Making music videos, loosing them and the consequences

I just learned a very old lesson the hard way and want to share this experience with my readers.

Yesterday I had to take my Notic Nastic “Sleep Tight Live Clip” offline.

The act is now a member of their local equivalent to the American RIAA.

I did not have a written agreement with the act, making the video was not a money deal for me, we simply granted each other the right to show our works online.

I was 100% sure we would do the paper work once it actually matters, e.g. before a record deal and as in this case before the act would sign up with their RIAA-like organisation. But that just did not happen. I only heard about the news after the fact.

Of course the act still has use for their song without my video, but I have no use for my video clip without their music. From a business perspective this is a lost investment.

On a personal level I lost much more than that.

Where I am today with this blog, what this all means to me and the consequences

This really is a rather small blog, about 1000 (unique?) visitors/month, sometimes a couple of hundred more, sometimes less. Yet I know via the links clicks/search results I get that I am at least reaching some of those people that I want to reach. For example about two years ago, to my great surprise and joy, I got linked by an indie friendly Hollywood editor/teacher/writer. Of course I immediately returned the favour in my blog roll and we still link each other to this day. I know that there are people out there who (try to) survive in the film/media business without simply using others or seeing all of this simply as a money printing exercise. But we probably are a minority.

What I do with this blog and all my previous online projects (moderator at Ourmedia, digital_kevin’s blog, writing for the P2P foundation Wiki or my Blender VSE/2D title presets) is probably what you would call “grassroots” work. I have a long term plan for all of this and I can be very patient if necessary.

Being in my late 30’s it’s now twenty years ago that I decided to go the indie way and I made a lot of sacrifices for that on the way. More than once I traded so called career opportunities for creative freedom and my good conscience. Sometimes it’s a very, very high prize to pay, yet I definitely do not regret one single time I did it.

Now there is another moment like that in my life – the Notic Nastic video clip is not the only one I lost within just six months. I had another project, another act, a completely different kind of clip, a combination of remix video and 3d. The plan was to enter the video to the Blender Suzanne Award last October. Weeks before the deadline it turned out that the artists actually did not have the last say when it comes to using their own music – this act was a member of AKM (the Austrian equivalent to the American RIAA) and they simply said “no (exceptions)”.

Again this really was all my mistake, I did not have anything in written form (yet), had already invested months of work and the project died very painfully after my failed attempt to produce an alternative music track while still trying to finish the video in time for the deadline.

I can imagine how naive that might all sound to some, yet when you are a one man studio, totally plunged into your work, simply full in love with your latest and most beautiful baby, these things actually can happen, at least to me.

Since I am currently busy with other projects those were my only two (online) video projects I did in 2009. With the Notic Nastic clip gone I now have zero projects to show for that year.

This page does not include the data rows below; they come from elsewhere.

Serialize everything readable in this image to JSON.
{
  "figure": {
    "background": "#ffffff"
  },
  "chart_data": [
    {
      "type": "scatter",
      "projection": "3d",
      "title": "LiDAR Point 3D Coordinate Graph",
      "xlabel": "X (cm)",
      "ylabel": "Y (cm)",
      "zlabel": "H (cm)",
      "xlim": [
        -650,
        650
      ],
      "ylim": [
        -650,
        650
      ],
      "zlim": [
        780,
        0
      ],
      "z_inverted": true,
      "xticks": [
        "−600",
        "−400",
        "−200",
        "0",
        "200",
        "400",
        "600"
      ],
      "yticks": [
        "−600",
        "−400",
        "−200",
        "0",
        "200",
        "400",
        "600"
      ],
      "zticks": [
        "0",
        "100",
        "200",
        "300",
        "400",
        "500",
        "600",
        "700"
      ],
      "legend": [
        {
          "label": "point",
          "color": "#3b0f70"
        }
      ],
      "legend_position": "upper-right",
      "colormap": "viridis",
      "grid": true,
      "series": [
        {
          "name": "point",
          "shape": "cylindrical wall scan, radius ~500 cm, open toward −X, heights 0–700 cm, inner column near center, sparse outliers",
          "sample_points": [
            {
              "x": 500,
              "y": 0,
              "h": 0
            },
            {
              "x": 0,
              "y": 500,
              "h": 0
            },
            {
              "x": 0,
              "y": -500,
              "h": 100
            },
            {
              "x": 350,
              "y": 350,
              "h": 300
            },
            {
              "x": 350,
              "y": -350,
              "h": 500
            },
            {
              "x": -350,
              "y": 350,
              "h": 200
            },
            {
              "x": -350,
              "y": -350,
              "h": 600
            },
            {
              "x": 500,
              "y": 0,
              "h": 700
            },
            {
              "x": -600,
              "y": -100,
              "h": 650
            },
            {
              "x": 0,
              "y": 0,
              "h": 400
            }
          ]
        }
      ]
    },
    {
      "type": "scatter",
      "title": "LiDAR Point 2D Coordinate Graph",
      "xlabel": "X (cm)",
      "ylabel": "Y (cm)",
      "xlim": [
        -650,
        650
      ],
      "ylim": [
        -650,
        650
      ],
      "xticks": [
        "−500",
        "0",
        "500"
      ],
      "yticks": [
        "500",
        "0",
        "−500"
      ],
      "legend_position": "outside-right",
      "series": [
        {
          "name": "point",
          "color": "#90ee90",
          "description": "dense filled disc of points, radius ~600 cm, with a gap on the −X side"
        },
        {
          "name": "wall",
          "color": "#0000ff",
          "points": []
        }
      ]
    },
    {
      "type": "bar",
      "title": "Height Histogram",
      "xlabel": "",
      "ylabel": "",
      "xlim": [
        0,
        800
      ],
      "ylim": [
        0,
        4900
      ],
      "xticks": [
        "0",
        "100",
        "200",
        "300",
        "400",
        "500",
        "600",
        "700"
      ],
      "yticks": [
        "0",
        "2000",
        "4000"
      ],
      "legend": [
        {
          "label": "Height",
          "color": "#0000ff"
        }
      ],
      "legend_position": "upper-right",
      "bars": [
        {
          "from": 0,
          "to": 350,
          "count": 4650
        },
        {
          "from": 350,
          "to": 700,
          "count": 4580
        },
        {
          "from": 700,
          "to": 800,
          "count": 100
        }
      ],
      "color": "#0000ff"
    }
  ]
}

While all deeply frustrating I am somehow glad this all happened now, while I am still preparing to launch a video/clip related business. (It’s done when it’s done, I’ll write about it once things are there.)

For me the consequences are:

When it comes to music videos I will exclusively be available for acts that are not a member of any organisation like AKM, GEMA, BPI, RIAA etc. And I mean it. Even if Madonna was going to ask me to do a video for her (she most probably won’t), my first question would be if the song was an RIAA free track. If the answer was “no” my answer would be “I’d love to do it, but I can not afford it artistically – I would not be allowed to show my own video on my blog without (someone) having to pay for it.” As an artist I simply find this unacceptable.

Some roads are harder to walk than others and I think I have never felt used so much as right now with the lost Notic Nastic clip. It might have only been a 1′ 14” clip, yet for me personally this still was my latest and most beautiful baby, edited with lots of love while using an open-source editing solution, working on an open-source operating system, promoting the video on an open-source powered blog, working with an indie act that had no record deal but a lot of talent and then even making it to BlenderArt Magazine with the “Editing with Blender, Ubuntu: Screenshots, workflow from my Notic Nastic live clip” blog entry. The clip so far also was my most radical attempt at further exploring an (experimental) jump-cut and anti-continuity editing style that is wild yet still looks smooth and sexy.

Some roads are harder to walk than others and I will always keep choosing the ones that I feel are right and true to my art.

You can’t buy me and if you use me I will not accept it and will let others know.

Hardly a day goes by where I don’t see yet another good reason for making my cross at the next general elections next to that new candidate called “Pirate Party”.

This system needs to be changed. I won’t shut up. Not me.

Ever heard that old saying that “the RIAA eats your babies”…? I’m pretty sure now that this is actually true.

One Response to Making music videos, loosing them and the consequences

  1. bytebeat says:

    I am sorry for your loss, you have my deepest sympathy.